Life’s constant cavalcade of shocks to my system just keep coming.
First, the little : last night at Denny’s I had my order all arranged in my head. Chicken strip dinner, corn, mashed potatoes, extra side : sauteed veggies.
I love me some sauteed veggies.
Then the waiter says they are all out of chicken strips. And I am once more stunned by the unexpected. I am utterly gobsmacked.
I rallied and ordered literally the last thing I remember thinking looked good, which was the Super Bird sandwich.
But it’s crazy how much that threw me off.
It’s also crazy how I keep obsessing over this subject.
So, crazy all around. Enough for everyone. I guess.
Then today, I decided to buy the expansions for Fallout 4. Normally, that would cost a total of $80, but they were on sale for $35, so I figured, WTF.
Then I boot up my newly upgraded Fallout 4, and the graphics are hosed. Big ugly grey lines everywhere. Weird flickery orange patches. Freakiest of all was these heavy, angry-looking purple lines across the night sky.
They looked like a Dragonball Z power attack as drawn by a kid with a lot of issues.
So I run a file verification, figuring one of the files must have gotten corrupted. Nope! Apparently, this is how it is supposed to look now.
Then I escalated (too fast) to uninstalling everything then reinstalling it via Steam. This also did not fix the problem.
And let me tell you, at that point I was quite freaked because for the second time, I had been told the chaos was PERFECTLY NORMAL.
The fuck it is!
So then, once I had calmed down enough to frame a Google search in my head, I Googled the problem.
The only reference to it I could find was this Steam forum thread.
From that, I gleaned that the problem was that I did not have a separate graphics card.
This was a super bummer because that would mean I couldn’t play the damned thing I had just sunk $35 into without spending even more money on a graphics card.
And that would have been TOO FRIGGING MUCH. I was totally going to write a very terse and snippy email to Bethesda, the makers of FO4, thanking them for pushing out an update that broke the frigging game and demanding that they at the very least give me my $35 back, and maybe even what I originally paid for Fallout 4 all those many many years ago as well/
I was very, very angry.
But luckily I did not do that because that was totally not the thing. In a moment of clarity, I ran the problem through the fuzzy friend of mine who designed my computer (Hi Windy!) and she said my computer totally has a separate video card, so chillax.

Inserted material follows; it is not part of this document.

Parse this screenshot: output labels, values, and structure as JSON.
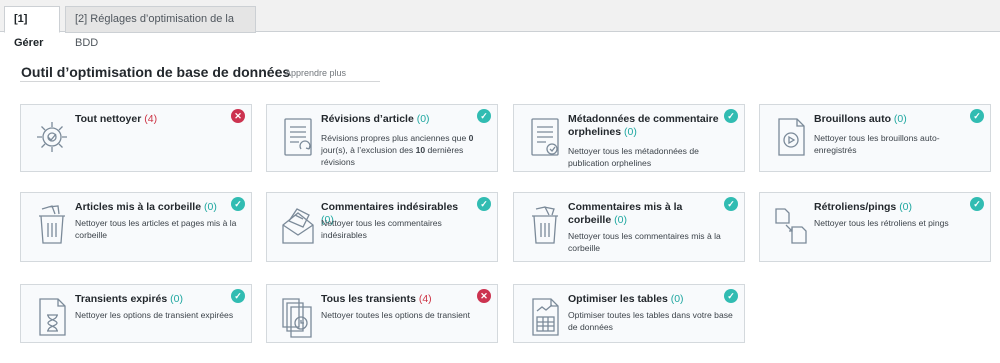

Before that, I had discovered that I didn’t have the problem if I ran the game “vanilla”, in other words, without mods.
Which made no sense according to the graphic card theory.
Then, while I was talking to Windy about the problem, it occurs to me to check the little nVidia thingy that floats in my system tray and see if there is a driver update or whatnot.
But it ain’t there. Weird.
So I run the program from (gasp!) the Start Menu and it immediately updates my drivers. So I am like, yay.
And that’s where it stands right now. for complicated technical reasons having to do with things I did to try to fix the problem, I can’t just run the game and see if the problem has been solved or not.
But hopefully it has. I wanted to use the nVidia thingy to look for specific “game ready” drivers for Fallout 4, but I don’t recall my password and by then I was too tired and frustrated to put up with any more hassle.
Once I am done blogging, I will tackle it anew.
But at least I know now that all that is truly at stake is my ability to play the game with mods. That’s still a pretty big deal, given how deep I have got into the modding side of things, but at least I have the expansions to play around with.
Besides, I have been seriously contemplating how much time I spend playing games and asking myself what else I could be doing with my time.
I tire of this addiction of mine, and want to expand my horizons to include things which satisfy more of my needs than merely the need to find something to do with myself.
I am a man of enomous talents and gifts. I should be out there in the world making money and doing awesome things.
Lke supporting myself, for one. Actually being able to choose everything in my life – where to live, how to decorate, what furniture to get, where to go on trips, and akll those sorts of things, for another.
Povery circumscribes your options so severely that even the limited amount of autonomy and indulgence afforded by a minimum wage job seems like a life of unimaginable wealth and comfort.
You can decide to go out to a bar for drinks? AFTER dinner out? And you bought a new gaming system with your credit card? Whoa dude!
What’s it like to be one of the one percent?
Anyhow, I suppose my thesis tonight is that life seems determined to just keep throwing me curveballs until I learn to hit them.
Fine by me. I am tired of being a wuss and a coward. I am ready to take my hard knocks and finally grow up and grow a pair.
After all, I have enormous inner strength and integrity. More than enough to handle adversity and rise to challenges, if I only give myself the chance.
If you always run – if your only defense is to melt at the first sign of danger – then you will never know just how strong you really are.
And I am to find out.
I will talk to you nice people again tomorrow.